Eteoneus limped away and returned with the cup. Both went into the King’s hut and Eteoneus pulled the door to.
‘What did you do that for?’ said Yellowhead.
‘We have to talk, Menelaus.’
‘Talk? I think I’ll sleep again.’
‘Look,’ said Eteoneus, ‘here’s something you ought to know. When Agathocles brought all our share of the women down last night, he penned the rest of them in the big hut where we’ve been keeping the horses. He picketed the horses outside—safe enough now. But he put the Queen by herself in the hut beyond this.’

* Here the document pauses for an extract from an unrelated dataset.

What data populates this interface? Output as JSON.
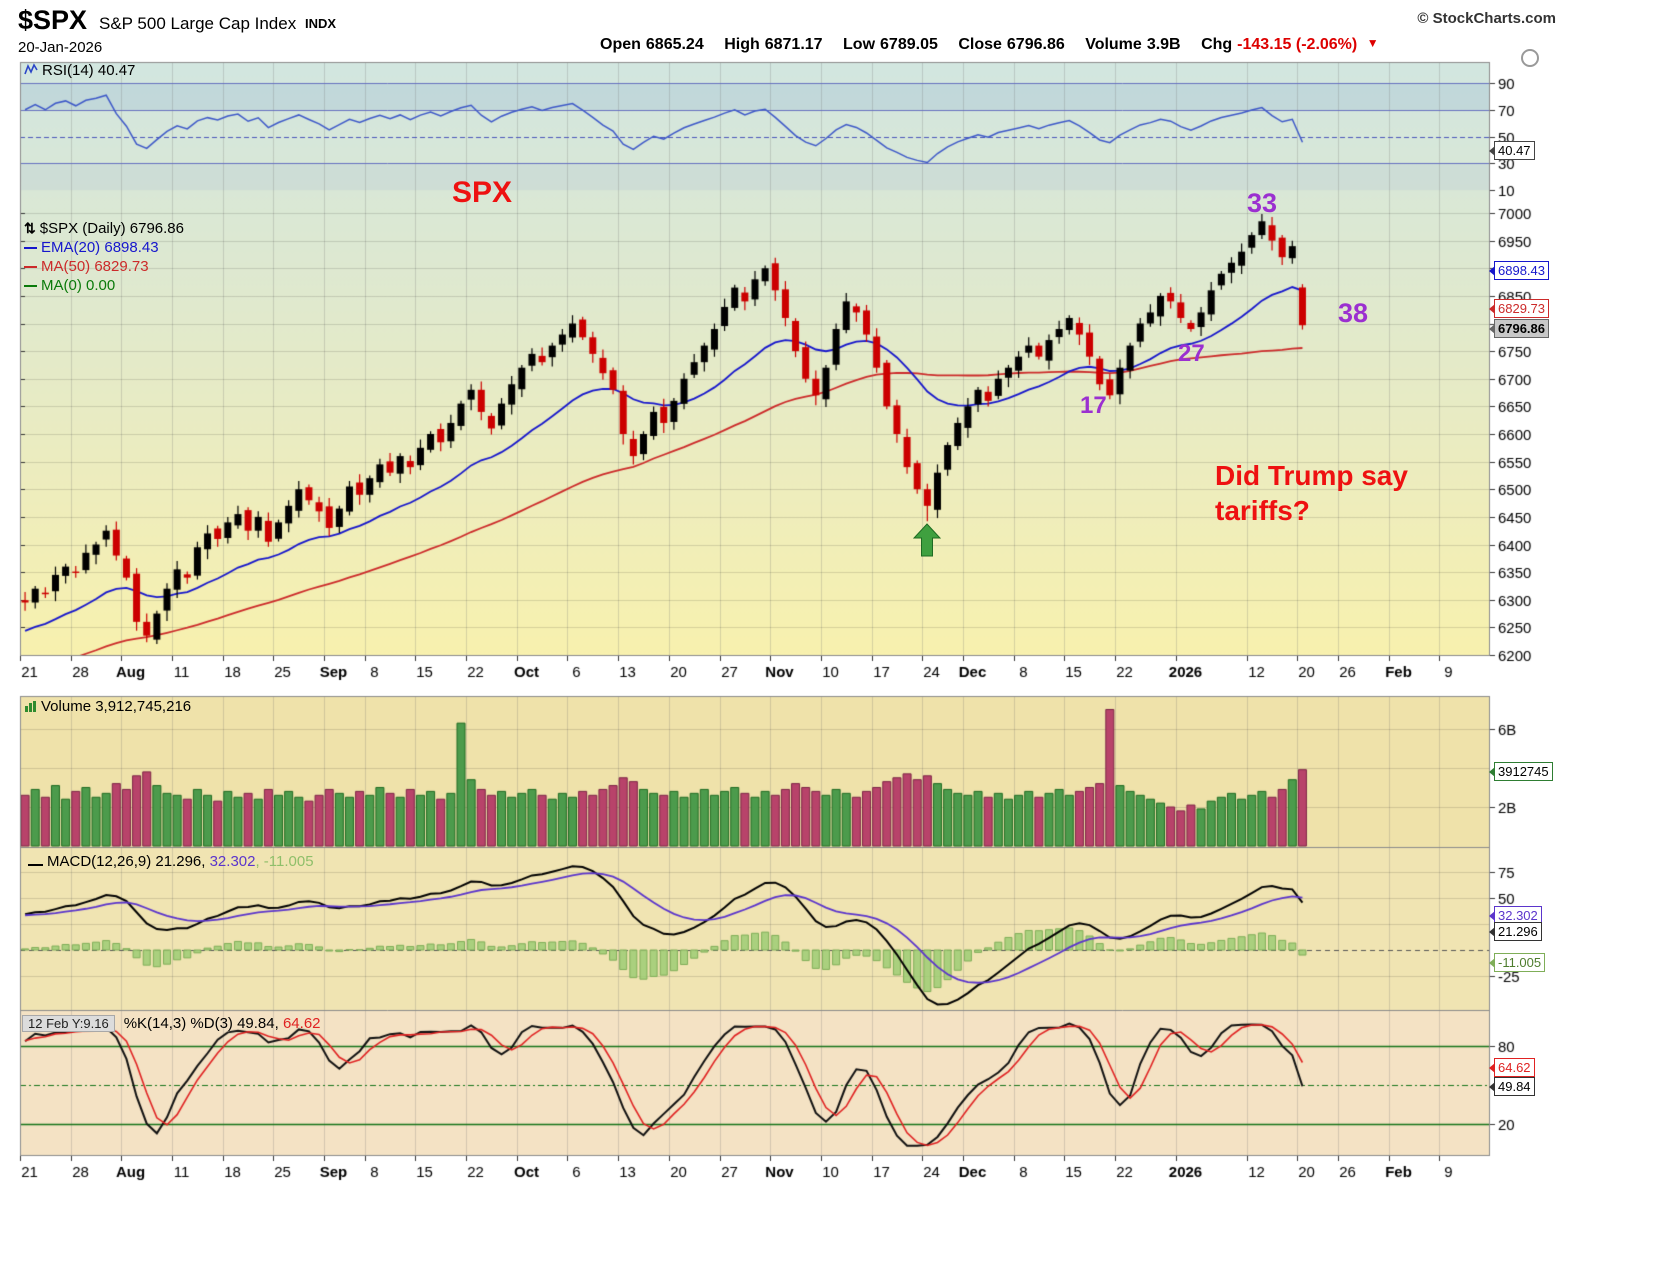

‘Queen, you call her? How do you know she’s going to be a queen much longer? I haven’t given any orders. I haven
’t made up my mind.’
‘No, but the men have.’
‘What do you mean?’
‘That’s what they call her. And they call her Daughter of Zeus. And they saluted her hut when they went past it.’
‘Well, of all the—’
‘Listen, Menelaus. It’s no use at all thinking about your anger. You can’t treat her as anything but your Queen. The men won’t stand it.’
‘But, gates of Hades, I thought the whole army was longing for her blood! After all they’ve been through because of her.’
‘The army in general, yes. But not our own Spartans. She’s still the Queen to them.’
‘That? That faded, fat, old trot? Paris’s cast-off whore and the gods know whose besides? Are they mad? What’s Helen to them? Has everyone forgotten that it’s I who am her husband and her king, and their king too, curse them?’
‘If you want me to answer that, I must say something that’s not to your liking.’
‘Say what you please.’
‘You said you were her husband and their king. They’d say you are their king only because you’re her husband. You’re not of the blood royal of Sparta. You became their king by marrying her. Your kingship hangs on her queenship.’
Yellowhead snatched up an empty scabbard and hit savagely three or four times at a wasp that was hovering above a spilled wine-drop. ‘Cursed, cursed creature!’ he yelled. ‘Can’t I kill even you? Perhaps you’re sacred too. Perhaps Eteoneus here will cut my throat if I swot you. There! There!’
He did not get the wasp. When he sat down again he was sweating.